There are many more reasons to celebrate Diwali, but this Diwali will be bit of a dampener for those affected by the PMC Bank restrictions on account of the alleged irregularities committed by the management. And in the absence of adequate insurance there is no immediate relief in sight. Which brings me to the subject of my column today, is it time to increase the bank deposit guarantee amount?
What is Bank Deposit Guarantee Amount?
A person’s aggregate deposits in a bank, including fixed deposits, are insured up to Rs 1 lakh by the Deposit Insurance and Credit Guarantee Corp (DICGC), a wholly owned subsidiary of the Reserve Bank of India (RBI). So, in case of a default by scheduled commercial or cooperative banks, DICGC will pay up to Rs 1 lakh to each depositor. DICGC was formed in 1961with a sum assured of Rs 1,500 per deposit. Since nationalisation of banks, mergers and acquisitions during critical junctures in the sector has helped avoid bank failures. This sum assured was then increased to Rs 30,000 since 1980 and the last revision revised the same to Rs 1lakh in the year 1993 at which it stands as of today.
The need for increase.
Deposit guarantee of Rs 1 lakh available at present is useful for small savers. However, if the sum of savings and fixed deposits are taken together, the amount of insurance cover will tend to be very low for households which normally park most of their savings in these accounts. It is normally assumed, and quite rightly too, that banks will never fail and hence there is an implicit guarantee, which leads to the assumption that bank deposits are totally safe. While this may be true for public sector banks, it isn’t for other banks. This risk has never been highlighted because we have not had instances of commercial banks failing, leading to depositors losing money as such banks are normally merged with stronger ones with RBI’s intervention. There is a need to increase the insurance limit for deposits. As deposits are the base that provide banks with lending opportunity, there must be maximum protection. Explicit insurance should be provided for a larger amount to ensure that deposit holders continue to channel their savings to banks.

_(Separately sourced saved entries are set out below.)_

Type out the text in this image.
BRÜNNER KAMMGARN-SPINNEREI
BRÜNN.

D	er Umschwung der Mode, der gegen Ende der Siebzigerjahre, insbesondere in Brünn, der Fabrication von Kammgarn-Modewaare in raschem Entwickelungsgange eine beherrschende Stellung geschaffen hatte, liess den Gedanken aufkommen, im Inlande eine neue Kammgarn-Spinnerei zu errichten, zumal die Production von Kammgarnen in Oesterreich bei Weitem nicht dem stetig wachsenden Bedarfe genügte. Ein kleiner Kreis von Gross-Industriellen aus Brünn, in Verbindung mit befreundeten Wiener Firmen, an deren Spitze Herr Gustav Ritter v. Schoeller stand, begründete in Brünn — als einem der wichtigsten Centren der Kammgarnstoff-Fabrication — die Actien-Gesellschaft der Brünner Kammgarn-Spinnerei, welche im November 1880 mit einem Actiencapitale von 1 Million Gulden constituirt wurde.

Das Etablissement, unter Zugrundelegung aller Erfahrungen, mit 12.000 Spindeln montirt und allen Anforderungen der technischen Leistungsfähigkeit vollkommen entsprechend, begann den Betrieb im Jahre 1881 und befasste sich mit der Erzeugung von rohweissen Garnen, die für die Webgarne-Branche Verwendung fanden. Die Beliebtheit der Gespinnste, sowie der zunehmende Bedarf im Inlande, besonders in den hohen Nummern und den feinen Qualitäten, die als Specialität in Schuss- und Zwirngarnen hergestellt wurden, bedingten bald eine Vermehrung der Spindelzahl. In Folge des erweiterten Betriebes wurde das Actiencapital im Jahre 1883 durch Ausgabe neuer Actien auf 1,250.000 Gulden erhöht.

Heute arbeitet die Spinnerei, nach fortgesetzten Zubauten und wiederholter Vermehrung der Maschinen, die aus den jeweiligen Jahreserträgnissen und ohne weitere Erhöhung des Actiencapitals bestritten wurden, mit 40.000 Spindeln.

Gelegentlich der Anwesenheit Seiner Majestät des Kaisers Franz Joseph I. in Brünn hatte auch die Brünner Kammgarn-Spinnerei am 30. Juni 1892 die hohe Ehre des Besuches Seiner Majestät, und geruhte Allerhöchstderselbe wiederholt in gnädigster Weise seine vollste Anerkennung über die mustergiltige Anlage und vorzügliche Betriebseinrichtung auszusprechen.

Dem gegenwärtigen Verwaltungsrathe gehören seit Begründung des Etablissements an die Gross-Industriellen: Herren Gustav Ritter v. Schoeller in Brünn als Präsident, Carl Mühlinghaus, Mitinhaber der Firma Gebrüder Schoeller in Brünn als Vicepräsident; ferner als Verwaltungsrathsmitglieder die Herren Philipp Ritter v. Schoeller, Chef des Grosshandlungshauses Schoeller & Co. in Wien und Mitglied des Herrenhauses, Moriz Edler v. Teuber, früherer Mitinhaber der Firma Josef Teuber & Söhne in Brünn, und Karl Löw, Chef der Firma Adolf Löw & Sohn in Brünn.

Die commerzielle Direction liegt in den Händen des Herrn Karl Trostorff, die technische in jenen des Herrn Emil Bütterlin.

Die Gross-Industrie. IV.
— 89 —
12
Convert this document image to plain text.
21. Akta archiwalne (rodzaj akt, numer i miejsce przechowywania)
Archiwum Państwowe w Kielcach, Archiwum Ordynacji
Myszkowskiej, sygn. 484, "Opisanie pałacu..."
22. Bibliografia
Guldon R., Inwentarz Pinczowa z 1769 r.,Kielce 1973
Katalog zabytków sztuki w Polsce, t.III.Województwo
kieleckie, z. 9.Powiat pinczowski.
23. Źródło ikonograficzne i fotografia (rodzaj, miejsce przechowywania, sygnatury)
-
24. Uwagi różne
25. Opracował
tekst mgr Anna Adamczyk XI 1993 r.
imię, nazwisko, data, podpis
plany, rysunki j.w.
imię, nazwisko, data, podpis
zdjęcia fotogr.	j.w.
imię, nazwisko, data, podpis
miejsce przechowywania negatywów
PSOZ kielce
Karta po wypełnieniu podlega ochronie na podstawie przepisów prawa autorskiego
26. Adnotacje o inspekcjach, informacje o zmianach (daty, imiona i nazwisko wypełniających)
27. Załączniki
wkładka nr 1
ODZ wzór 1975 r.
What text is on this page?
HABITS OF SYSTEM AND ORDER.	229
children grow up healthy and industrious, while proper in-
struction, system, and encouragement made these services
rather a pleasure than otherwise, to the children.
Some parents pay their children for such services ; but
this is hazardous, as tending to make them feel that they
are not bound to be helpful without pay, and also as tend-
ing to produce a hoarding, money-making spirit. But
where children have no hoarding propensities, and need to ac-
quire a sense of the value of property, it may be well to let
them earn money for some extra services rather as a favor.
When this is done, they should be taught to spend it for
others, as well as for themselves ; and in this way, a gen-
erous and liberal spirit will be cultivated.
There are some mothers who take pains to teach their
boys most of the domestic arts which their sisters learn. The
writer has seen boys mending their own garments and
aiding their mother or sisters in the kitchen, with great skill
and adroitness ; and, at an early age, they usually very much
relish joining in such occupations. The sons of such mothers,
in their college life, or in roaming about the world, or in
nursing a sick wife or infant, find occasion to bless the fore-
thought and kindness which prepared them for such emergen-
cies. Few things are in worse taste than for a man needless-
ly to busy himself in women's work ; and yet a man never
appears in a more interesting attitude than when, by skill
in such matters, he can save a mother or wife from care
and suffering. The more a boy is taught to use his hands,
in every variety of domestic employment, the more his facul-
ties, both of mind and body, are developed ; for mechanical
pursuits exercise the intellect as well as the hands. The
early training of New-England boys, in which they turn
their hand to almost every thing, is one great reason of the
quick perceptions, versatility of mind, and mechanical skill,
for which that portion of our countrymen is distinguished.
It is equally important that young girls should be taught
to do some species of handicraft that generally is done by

How much is adequate insurance?
RBI’s latest figures indicate that while all bank accounts are covered under DICGC, only 28% of the total number of bank deposits are covered under deposit insurance. Which is understandably a very low percentage. As the last revision pegged the deposit guarantee to Rs 1 lakh in 1993, linking the deposit guarantee with the increasing inflation since then can be one way of revising the deposit guarantee for eg the earlier Cost inflation Index (CII) for the year 1993 as provided by the government can be compared with the CII of 2019 to arrive at the new deposit guarantee. By this logic the new deposit Guarantee could be anywhere between 5 to 7 lakh. Which is a reasonably better amount and could cover on an average more than 60% of the bank deposits with most banks as of today.
It must be noted that DICGC charges an insurance premium from banks which is 0.1% of the insurable deposits of each bank. If the amount of insurance is increased, then the premium charged will also increase, which in turn will either be passed on by banks to depositors by way of lower deposit rates or to the borrowers in the form of higher lending rates. I am reasonably certain that given such uncertain times and the increasing NPA’s reported by the banks the depositors will be happy to pay an increased premium on the hiked deposit guarantee rather than facing tumultuous pain of seeing the money go down along with the erring bank. To cut the long story short, it’s more than just insuring money in the Bank; it’s about securing your peace of mind.